This month’s Lunch and Learn covered angles, light, and storytelling. Photographer Rachael Kloss Pawlik covered all of these topics and more in this seminar offered April 11 by the Cooperative Venture Workspace.
Rachael, a member at the Workspace, offered a variety of tips on how good
photography can enhance the image of a small business.
She is a small businesswoman herself as founder of Dragonfly Photography, and she spoke to 10 other small business entrepreneurs, among them a craft jeweler, interior designer, and videographer.
“The business part of it is always a challenge because I’m an artist first,” Rachael said as she started her present Lunch and Learn presentation, the third in a continuing series of peer-to-peer seminars offered by and at the Workspace. Previous seminars included tips on digital marketing and developing a business strategy.
Good photography — on the website and as part of a social media strategy — can help a business’s image, according to Rachael, and she went through a number of factors that contribute to a good photography. Her tips applied to those who take pictures with anything from a smartphone to a point-and-shoot camera to a single-lens reflex model.
She touched on the use of light, the need to tell a story through a photo, and the ways to best compose a photo.
Rachael said she likes to use natural light as much as possible. “Light is everything when you’re taking a photograph,” she said. She doesn’t like direct sunlight — it can create shadow and too much contrast. And she likes cloudy days particularly for portrait photography. “Embrace the gray,” she said. “Clouds act like a giant diffuser.”
Before composing a photo, Rachael encouraged the group to think of what story they want the picture to tell. She encouraged them to think of different angles or distances from which a subject might to photographed.
When it comes to shooting people, she advised to put them at ease and to get them in motion. “Try to break through that initial barrier,” she noted.

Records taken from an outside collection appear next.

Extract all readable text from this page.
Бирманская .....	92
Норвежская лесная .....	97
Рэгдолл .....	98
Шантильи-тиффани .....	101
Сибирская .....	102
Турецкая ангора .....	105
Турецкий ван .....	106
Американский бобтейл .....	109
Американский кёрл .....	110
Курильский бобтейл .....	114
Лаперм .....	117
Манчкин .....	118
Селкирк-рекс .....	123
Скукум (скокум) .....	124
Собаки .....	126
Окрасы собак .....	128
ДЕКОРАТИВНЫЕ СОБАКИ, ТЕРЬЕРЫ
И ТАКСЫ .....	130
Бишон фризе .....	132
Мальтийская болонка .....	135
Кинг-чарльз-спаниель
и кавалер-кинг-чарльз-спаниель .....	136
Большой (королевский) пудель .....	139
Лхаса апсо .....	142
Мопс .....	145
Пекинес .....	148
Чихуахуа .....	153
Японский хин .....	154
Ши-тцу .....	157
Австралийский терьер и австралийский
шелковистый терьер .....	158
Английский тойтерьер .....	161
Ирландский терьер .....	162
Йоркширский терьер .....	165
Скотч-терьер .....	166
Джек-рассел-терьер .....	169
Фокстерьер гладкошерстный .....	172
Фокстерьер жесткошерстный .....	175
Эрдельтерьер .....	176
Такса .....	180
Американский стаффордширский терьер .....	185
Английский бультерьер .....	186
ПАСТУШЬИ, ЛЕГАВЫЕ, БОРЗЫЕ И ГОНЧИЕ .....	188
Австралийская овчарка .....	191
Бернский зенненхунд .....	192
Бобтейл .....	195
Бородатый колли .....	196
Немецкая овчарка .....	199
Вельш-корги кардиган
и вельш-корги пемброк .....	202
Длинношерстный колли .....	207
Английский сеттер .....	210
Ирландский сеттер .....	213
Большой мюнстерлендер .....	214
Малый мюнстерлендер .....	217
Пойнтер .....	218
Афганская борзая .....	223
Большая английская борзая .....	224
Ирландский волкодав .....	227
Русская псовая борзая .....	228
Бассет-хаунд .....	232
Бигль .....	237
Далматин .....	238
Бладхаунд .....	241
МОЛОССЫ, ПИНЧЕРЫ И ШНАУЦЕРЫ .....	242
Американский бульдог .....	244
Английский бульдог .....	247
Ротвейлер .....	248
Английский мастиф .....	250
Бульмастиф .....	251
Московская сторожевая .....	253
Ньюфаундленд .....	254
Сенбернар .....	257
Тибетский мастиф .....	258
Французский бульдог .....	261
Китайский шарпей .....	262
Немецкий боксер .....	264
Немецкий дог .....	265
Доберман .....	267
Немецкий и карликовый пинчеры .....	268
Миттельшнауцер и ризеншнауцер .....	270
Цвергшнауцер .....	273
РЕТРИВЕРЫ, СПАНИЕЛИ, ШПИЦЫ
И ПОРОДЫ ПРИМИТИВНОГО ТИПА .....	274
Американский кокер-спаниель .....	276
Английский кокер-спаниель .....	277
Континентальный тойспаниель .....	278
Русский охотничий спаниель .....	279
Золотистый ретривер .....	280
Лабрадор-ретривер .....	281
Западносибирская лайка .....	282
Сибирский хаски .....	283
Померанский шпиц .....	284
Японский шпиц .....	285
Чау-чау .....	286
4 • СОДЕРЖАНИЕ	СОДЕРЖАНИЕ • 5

In composing a photo, Rachael said she likes to think in terms of the rule of thirds. She went to the whiteboard in the Workspace conference room and drew out a nine-square grid. In photography, the rule of thirds says that you should position the most important elements in your viewfinder along these lines, or at the points where they intersect.
“Your eyes keep circling around so you look at the whole picture,” she said.
She discussed some technical aspects, such as the use of the f-stop on cameras who aperture can be manually set. And she discussed the use of using a macro lens or setting, particularly on products. “This is where you get your get your cool shots,” she said.
Rachael had participants do some before and after shots of fruit she had them pick at the start of the class. The compositions of the photos of the apples and oranges certainly had a different look for the better when the session was completed.